Playlist: from computing to composing

Written by John ffitch (1964)

7 min read

John ffitch (1964) is a computer scientist and composer. He is currently Adjunct Professor of Music at Maynooth University. Here he discusses his life’s journey and the music he has collected along the way.

My father was a first-class mathematician and a gifted amateur pianist, and I never doubted that I wanted to emulate him.

John ffitch

I attended a state co-educational grammar school in the New Forest. At home my father and my twin big sisters established themselves as a small recorder consort. I taught myself to play so that I could join them, but I never had any formal music lessons. I learnt a lot from the radio. I smuggled a broken radio into my bedroom and fiddled with it until I could listen to the BBC Third Programme.

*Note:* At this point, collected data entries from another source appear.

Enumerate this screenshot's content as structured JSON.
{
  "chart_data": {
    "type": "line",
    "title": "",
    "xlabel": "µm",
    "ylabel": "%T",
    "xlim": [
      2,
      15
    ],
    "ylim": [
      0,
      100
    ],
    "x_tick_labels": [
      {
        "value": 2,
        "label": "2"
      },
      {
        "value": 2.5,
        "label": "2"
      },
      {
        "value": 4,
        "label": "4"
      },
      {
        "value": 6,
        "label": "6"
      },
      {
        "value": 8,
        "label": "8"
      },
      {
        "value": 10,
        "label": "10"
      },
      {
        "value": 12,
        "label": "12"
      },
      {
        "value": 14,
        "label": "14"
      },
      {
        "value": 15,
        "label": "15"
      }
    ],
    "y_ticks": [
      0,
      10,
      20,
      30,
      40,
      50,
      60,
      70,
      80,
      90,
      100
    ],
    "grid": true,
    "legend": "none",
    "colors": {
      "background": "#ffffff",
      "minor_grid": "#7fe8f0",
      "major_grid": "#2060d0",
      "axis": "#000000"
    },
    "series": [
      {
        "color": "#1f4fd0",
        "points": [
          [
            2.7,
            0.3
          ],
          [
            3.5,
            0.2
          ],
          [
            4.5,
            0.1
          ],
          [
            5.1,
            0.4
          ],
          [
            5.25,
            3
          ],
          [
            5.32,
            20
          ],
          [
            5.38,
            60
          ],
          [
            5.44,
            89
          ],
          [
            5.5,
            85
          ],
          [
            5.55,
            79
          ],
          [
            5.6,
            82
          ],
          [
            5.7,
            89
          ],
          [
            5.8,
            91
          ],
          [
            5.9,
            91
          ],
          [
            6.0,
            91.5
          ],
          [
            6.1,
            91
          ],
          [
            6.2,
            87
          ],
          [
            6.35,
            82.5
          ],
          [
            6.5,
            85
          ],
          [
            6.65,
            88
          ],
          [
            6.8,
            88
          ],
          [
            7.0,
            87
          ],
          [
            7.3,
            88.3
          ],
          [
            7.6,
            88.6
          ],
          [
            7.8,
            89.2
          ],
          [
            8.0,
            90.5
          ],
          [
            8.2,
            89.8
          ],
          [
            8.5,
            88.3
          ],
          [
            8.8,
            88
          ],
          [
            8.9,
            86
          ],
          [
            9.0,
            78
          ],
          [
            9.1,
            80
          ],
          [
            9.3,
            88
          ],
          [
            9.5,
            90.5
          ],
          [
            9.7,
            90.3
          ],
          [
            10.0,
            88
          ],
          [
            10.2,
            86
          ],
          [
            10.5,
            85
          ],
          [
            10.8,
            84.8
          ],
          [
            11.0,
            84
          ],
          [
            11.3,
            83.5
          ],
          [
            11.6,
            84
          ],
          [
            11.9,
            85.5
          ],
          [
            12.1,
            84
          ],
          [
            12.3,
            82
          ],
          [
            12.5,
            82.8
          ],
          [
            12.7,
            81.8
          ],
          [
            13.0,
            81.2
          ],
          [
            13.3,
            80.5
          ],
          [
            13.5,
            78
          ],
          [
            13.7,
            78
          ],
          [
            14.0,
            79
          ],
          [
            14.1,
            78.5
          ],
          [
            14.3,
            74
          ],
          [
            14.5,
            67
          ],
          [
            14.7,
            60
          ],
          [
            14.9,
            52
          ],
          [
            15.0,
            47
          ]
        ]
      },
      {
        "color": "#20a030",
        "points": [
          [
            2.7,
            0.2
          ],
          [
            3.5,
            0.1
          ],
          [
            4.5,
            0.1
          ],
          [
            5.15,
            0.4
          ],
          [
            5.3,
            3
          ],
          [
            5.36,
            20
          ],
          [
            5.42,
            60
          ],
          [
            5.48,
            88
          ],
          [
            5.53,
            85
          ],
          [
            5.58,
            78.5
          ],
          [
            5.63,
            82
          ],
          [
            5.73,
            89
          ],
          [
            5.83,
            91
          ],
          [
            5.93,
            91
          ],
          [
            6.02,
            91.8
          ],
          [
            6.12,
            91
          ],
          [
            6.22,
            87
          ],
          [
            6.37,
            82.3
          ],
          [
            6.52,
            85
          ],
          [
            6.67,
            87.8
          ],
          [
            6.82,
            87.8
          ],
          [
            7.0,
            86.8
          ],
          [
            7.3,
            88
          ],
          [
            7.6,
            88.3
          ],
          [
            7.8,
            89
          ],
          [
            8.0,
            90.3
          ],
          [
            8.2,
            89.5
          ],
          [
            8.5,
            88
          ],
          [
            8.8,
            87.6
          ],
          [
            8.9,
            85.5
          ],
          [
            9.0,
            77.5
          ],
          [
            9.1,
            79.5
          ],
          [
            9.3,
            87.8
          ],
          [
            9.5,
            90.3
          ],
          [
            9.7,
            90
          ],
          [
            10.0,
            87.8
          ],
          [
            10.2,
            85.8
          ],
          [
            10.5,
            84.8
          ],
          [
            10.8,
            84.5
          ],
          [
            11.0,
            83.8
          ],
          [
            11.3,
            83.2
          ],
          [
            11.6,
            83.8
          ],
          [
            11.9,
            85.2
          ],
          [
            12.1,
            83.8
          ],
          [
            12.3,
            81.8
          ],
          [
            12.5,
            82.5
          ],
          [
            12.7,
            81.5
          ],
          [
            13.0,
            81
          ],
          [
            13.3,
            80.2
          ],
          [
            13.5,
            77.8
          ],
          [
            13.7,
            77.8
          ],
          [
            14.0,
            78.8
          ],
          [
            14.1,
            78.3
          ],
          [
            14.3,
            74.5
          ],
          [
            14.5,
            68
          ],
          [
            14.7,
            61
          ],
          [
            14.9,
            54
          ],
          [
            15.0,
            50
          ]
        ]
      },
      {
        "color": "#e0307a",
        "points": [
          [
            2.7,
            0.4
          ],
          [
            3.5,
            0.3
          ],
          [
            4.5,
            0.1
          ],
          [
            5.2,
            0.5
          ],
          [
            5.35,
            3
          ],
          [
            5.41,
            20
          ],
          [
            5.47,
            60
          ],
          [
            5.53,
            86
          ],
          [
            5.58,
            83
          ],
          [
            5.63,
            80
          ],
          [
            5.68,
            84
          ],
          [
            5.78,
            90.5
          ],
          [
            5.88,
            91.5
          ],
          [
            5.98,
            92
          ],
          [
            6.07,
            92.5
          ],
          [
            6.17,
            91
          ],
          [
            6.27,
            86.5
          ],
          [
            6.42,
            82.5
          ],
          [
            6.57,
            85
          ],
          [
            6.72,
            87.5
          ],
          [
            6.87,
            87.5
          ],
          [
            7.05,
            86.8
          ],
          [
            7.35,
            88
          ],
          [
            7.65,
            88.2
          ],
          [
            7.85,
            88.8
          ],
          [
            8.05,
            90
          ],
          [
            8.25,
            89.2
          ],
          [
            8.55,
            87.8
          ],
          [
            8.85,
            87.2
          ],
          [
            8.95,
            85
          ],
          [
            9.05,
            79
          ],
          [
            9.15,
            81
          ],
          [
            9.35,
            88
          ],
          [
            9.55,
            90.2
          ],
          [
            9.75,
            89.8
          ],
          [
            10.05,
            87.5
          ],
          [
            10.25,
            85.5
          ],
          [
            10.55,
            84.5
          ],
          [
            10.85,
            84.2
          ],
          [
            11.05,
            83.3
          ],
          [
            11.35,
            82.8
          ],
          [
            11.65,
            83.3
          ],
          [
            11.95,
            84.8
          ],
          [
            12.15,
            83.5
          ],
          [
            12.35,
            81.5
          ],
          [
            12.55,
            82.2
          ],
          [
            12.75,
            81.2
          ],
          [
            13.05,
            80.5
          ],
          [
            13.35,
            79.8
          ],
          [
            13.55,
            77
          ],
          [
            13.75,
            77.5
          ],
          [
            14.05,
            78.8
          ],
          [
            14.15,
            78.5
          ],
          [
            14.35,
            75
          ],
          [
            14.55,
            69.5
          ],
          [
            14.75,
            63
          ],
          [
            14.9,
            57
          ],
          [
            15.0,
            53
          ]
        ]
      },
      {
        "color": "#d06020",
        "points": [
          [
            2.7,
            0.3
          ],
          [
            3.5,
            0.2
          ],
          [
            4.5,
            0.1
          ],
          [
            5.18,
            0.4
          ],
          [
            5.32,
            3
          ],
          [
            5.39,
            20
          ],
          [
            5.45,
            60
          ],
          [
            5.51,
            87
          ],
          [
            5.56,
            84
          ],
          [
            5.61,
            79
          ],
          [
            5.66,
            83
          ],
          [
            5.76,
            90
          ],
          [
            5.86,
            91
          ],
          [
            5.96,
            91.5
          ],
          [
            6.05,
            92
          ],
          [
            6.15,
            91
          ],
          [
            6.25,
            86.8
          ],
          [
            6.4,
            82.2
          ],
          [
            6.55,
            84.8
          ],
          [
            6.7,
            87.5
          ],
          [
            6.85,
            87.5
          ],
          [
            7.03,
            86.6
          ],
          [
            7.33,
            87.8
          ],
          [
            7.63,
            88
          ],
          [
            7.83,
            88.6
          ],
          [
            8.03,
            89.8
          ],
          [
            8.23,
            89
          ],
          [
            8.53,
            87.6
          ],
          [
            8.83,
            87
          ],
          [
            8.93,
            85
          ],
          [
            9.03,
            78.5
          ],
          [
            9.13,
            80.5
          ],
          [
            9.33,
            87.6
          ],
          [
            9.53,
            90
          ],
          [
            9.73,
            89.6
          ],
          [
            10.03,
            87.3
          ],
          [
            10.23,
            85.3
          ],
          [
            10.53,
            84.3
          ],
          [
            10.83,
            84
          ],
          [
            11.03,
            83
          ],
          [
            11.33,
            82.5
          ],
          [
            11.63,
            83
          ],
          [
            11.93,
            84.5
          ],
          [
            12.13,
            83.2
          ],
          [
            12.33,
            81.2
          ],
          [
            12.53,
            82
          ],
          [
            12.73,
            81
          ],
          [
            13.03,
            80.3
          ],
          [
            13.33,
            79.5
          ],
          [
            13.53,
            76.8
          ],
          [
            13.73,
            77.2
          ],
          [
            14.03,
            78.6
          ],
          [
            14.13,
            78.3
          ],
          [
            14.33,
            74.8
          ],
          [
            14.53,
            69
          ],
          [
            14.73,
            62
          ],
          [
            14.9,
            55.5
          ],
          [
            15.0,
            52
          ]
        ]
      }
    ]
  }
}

My first paid job was as Father Christmas at a local department store. Arriving home with my first wages, I glanced at the local newspaper which someone had bought that week and saw an advertisement for a Bournemouth Symphony Orchestra concert that evening, and I dedicated my pay to taking my girlfriend to this event. I’m still not sure why I thought this would be fun, but it was. I had never heard a live orchestra before, and Glinka, Dvorak and Tchaikovsky were overwhelming. We were hooked. We joined a club that entitled us to cheap seats – in particular behind the horns where we could see the conductor and sometimes glimpse the music. In the season, we went to every concert.

After A Levels I was awarded a place to read Mathematics at St John’s. This was confirmed when I passed O Level Latin just in time to go up in 1964. As an undergraduate I was not as good as I had hoped, and not at my father’s standard. After a disastrous final year, including spending most of Easter term in hospital, I survived the Tripos, but no one wanted to employ me so I opted to stay in Cambridge to do the Diploma in Computer Science.

I had been introduced to computing in the late 1950s when my father learnt to program for his work at a government establishment. I always found computing interesting, and the Diploma course was outstanding. I had never worked so hard before, working through the night three times a week. I was awarded one of only two distinctions in the exam, and the College gave me a scholarship. I went on to do a PhD developing computer algebra and its application to general relativity and gravity waves. I then joined the computing research staff, eventually heading a small group of computer algebraists.

A slow exposure image of John waving his hands and some wire in the air
John performing

Cambridge was of course full of music. I attended early music concerts and opera, and eventually contemporary music after a memorable concert by the King’s band Intermodulation, which opened my mind to the possibility of fusing my interests in mathematical technology and music. After the research grant expired, I spent a year in Salt Lake City writing LISP systems and skiing, returning to a lectureship in Leeds, followed by my appointment to a new chair in computing in the School of Mathematics at the University of Bath.

In my teaching and research, I always emphasised the mathematical foundations of computing and their influence on programming. I loved programming and wrote some code most days (and still do). One wet weekend I was wandering around the internet when I found a C program that was clearly about music, so I used the damp hours to make it work on a Microsoft PC, even though I did not know what it did. When I saw a message asking if anyone had this program working I said ‘yes’. I did not
foresee the volume of requests for it. Fairly soon what started as mild curiosity became my new hobby, maintaining Csound.

Csound came from MIT’s Media Laboratory. It computes with sound rather than numbers and is used by composers, diverse musicians and sound engineers. In a short time I took over the maintenance and development of the software, with the approval of the original author, Barry Vercoe, and the advice of
computer music composer and teacher Richard Boulanger (known as DrB). I also started to supervise research students in music technology, alongside those in software. And, with extra encouragement from DrB, I started composing again. At school I had produced some juvenalia but stopped due to the demands of adult life.

John and Dr B stand in front of a projector screen with their instruments on a stage
John with Dr B

Since retiring from the University of Bath in 2011, I have continued to work on Csound and composing.

My music colleagues in Maynooth arranged for me to have an adjunct professor post, so I have continued with academic publications. Since being diagnosed with Parkinson’s I have not been able to
travel, but I am fortunate to be able to do much of my work through the internet.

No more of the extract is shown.